The Paper Sculpture Show crumples up the rules

By CAC
Shape shifting: an example from the CAC's Paper Sculpture Show
The Contemporary Arts Center's (CAC) Paper Sculpture Show messes everything up. The 29 participating artists lose their typical artist designation -- as the "solitary mastermind."

Instead, they transfer an idea onto a sheet (or two or three) of paper and write step-by-step instructions for the "viewer." The instructions promise to transform the flat sheets into sculpture.

You, as the visitor, are no longer just a passive viewer of art. You choose your artist, and you work. Stations are set up, complete with scissors, glue sticks, tape and pencils. Sit down at your station and get to work.

Ostensibly, given the exhibition's organization, there should be 29 different sculptures, each representing the idea of a single artist, repeated over and over again, sitting on the tables and pinned to the walls. Quite clearly, though, this arrangement is not at all what came to be.

Yes, there are the perfectly shaped recycling bins with crumpled balls of paper inside holding truths that ought be tossed away, just as artist Ester Partegàs' papers tell her worker to do. No doubt, either, that many took advantage of Rachel Harrison's Straws and Spitballs. There are the paper hands and boats and boxes, in all their attention to the step-by-step instructions.

Yet something quite extraordinary also takes shape in The Paper Sculpture Show -- personality. In a wonderful display of creativity and amusement on the part of the non-artist (the worker, the drone, you), dozens of intricate and fanciful sculptures have come to light that have nothing to do with the rules. Some are even signed.

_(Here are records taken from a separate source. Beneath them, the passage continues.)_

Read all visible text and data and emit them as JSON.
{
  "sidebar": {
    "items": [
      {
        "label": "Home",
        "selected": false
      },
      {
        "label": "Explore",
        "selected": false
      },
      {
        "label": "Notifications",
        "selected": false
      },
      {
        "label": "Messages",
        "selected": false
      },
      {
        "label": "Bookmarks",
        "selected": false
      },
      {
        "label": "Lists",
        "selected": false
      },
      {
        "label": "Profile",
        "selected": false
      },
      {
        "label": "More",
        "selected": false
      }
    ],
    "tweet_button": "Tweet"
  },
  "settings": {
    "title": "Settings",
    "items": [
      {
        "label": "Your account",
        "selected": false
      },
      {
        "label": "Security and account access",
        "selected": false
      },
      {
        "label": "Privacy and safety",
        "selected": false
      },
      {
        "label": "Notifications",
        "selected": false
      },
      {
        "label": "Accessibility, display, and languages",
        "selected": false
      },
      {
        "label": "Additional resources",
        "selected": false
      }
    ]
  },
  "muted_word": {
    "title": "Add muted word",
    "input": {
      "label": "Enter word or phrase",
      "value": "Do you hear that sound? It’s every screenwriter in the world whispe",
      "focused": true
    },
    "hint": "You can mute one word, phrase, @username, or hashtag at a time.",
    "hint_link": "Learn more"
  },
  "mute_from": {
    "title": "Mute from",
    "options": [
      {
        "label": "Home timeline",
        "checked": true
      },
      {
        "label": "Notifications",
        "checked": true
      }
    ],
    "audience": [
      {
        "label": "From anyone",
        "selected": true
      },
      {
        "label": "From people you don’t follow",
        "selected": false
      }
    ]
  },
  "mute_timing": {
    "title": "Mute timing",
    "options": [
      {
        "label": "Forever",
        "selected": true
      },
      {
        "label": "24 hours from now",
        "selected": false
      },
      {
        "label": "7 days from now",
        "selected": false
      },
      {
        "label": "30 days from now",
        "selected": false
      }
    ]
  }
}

The exhibition seems a little childish in its artsy-craftsy production, though I promise you it's not. The simplicity is a deception. The cut-up pieces of paper on the floor, the mess in the gallery are not what it appears. The point is a smart one. The point begins with a question: What is the role of the viewer?

Not only does The Paper Sculpture Show flip traditional notions of art and how it is made, it shifts the issues of artwork's meaning, artists' intent and the satisfaction of creative urge from the artist to the viewer. As such, the viewer is no longer a pair of eyes, but a thinking, imaginative, operational being.

The role of the viewer has long been debated. This CAC exhibition is easily one of the most up-front arguments that have come to pass. We, the flock of visitors, the eyes, have been granted a special position. Now we are participants in all aspects.

That's the argument. It's not just about following directions; it's about thinking and working and imagining things. It's about viewers taking art to the next level. Instead of being some passive object, it is a thing to be worked on and thought about and interested in. It's about making the art object your own. Grade: A



The Paper Sculpture Show continues at the CAC through Nov. 5.